If I make an HTML form and its only purpose is to store a single value to be sent to the server is that a bad idea?

Ive made fallback session management for people who disable cookies. I think URL rewriting is the term for it. The server sends the client a token (jsessionid) as part of the URL, the client returns it to the server as a form parameter. I could have it be returned to the server as part of the request URL but storing it as a parameter just seemed cleaner and it wont interfere with any commands the client sends.

Its just the name "form" kinda suggests to me something to be filled in, login form and the like.

Any takes on this?
 
it just seems completely uncessary. why not just have a button and on the click event it sends the data to the backend?
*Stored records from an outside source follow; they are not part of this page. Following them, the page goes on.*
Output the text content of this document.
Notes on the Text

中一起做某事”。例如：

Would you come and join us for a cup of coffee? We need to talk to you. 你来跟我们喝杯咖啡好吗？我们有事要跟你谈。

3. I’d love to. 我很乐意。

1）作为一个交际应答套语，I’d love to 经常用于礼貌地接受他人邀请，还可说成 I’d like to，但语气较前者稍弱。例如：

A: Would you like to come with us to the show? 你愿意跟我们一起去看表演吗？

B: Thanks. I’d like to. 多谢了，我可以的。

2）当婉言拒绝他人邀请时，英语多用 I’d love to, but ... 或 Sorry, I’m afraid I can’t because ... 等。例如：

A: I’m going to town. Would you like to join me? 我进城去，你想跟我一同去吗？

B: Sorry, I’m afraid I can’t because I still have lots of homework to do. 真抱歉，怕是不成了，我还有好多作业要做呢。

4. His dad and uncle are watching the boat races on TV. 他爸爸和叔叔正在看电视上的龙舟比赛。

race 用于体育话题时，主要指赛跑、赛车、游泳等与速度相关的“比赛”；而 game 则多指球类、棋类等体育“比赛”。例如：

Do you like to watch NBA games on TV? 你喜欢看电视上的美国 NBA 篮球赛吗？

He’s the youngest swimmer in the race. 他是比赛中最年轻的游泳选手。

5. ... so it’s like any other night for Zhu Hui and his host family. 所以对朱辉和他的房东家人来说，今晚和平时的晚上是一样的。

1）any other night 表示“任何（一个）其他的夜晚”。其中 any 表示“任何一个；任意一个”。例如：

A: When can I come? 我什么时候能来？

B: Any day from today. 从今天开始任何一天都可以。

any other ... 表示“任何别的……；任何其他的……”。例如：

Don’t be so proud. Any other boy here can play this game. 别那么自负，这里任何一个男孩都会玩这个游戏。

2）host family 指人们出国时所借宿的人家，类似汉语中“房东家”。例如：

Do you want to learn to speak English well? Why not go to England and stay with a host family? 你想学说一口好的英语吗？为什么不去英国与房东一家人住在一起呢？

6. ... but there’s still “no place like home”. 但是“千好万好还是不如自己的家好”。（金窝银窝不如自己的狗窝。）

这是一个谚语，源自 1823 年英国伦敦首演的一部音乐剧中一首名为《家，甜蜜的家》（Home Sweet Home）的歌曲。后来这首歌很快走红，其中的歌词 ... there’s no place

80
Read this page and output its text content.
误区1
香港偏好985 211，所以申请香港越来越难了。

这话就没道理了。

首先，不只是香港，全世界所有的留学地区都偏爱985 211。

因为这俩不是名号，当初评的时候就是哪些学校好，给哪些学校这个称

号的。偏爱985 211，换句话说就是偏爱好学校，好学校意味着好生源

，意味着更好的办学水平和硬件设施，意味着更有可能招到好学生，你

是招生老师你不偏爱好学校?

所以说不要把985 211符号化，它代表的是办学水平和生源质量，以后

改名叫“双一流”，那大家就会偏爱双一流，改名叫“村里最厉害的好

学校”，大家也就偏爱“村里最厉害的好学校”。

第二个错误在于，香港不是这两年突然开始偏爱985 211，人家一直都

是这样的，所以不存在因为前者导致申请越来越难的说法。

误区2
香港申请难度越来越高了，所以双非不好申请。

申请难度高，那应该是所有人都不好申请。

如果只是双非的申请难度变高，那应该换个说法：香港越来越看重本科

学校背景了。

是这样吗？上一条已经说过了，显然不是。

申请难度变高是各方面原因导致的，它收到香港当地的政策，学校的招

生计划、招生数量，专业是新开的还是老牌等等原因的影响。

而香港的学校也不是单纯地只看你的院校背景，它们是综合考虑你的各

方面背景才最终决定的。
i wouldn't say there is anything wrong with what you are doing though.
 
If I make an HTML form and its only purpose is to store a single value to be sent to the server is that a bad idea?
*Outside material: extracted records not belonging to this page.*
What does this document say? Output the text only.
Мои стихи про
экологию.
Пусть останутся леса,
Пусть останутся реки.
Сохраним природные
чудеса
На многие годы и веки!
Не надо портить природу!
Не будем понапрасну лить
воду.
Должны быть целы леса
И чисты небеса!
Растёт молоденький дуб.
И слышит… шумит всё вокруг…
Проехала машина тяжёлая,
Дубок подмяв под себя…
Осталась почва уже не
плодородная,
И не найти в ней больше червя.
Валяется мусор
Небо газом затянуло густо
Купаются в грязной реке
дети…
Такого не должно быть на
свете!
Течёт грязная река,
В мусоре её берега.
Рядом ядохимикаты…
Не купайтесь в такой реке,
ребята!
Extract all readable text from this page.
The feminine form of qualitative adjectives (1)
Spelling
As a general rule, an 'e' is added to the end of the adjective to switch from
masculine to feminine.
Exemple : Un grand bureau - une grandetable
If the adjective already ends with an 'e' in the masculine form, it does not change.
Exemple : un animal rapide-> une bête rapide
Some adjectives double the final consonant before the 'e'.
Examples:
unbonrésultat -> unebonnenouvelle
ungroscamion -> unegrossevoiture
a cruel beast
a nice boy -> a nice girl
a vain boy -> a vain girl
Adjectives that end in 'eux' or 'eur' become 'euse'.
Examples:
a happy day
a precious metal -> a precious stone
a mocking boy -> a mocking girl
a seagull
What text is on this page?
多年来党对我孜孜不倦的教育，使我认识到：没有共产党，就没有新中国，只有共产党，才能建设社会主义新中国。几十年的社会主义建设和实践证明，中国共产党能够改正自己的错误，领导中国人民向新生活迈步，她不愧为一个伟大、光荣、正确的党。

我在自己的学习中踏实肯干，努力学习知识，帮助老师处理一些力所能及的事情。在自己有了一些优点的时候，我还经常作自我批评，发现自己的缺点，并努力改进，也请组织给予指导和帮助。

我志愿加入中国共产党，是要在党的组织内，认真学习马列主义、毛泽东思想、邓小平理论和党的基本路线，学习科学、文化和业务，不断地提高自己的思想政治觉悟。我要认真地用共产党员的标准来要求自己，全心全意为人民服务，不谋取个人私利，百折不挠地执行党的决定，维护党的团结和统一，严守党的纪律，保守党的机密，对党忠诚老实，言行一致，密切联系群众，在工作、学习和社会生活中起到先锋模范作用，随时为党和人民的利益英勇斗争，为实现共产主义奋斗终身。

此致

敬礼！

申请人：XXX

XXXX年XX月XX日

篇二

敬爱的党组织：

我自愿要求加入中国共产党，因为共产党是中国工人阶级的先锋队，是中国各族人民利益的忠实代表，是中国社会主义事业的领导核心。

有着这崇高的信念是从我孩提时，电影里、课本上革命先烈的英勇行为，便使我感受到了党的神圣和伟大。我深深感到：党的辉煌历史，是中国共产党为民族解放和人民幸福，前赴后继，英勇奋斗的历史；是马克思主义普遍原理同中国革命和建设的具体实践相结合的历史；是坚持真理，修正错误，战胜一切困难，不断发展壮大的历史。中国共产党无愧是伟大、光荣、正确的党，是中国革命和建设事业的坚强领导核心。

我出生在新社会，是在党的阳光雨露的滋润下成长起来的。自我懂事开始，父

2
Ive made fallback session management for people who disable cookies. I think URL rewriting is the term for it. The server sends the client a token (jsessionid) as part of the URL, the client returns it to the server as a form parameter. I could have it be returned to the server as part of the request URL but storing it as a parameter just seemed cleaner and it wont interfere with any commands the client sends.

Its just the name "form" kinda suggests to me something to be filled in, login form and the like.

Any takes on this?

I don't think your solution is bad. Its relatively small, maybe 100 characters in length. In addition your solution works even if someone disables javascript.
 
I am a bonehead. Me manually fooling around with the jsessionid is why my URL rewriting solution didn't really work that well.

Having the jsessionid stuck to the end of the URL for both server -> client and client -> server is how its meant to be done. HttpServletRequest getSession() method picks up on any jsessionid stuck to the end of the request URL and returns the session for that jsessionid. I don't know how it does this but it does and its marvelous.

What I was doing before was sticking the jsessionid into the HTML form as a hidden parameter and then getting it from there on the server. I had a manually set up class for storing all the jessionids of people without cookies and it would track/deal with their sessions (but not very well) 😳 I can delete all that guff now lol.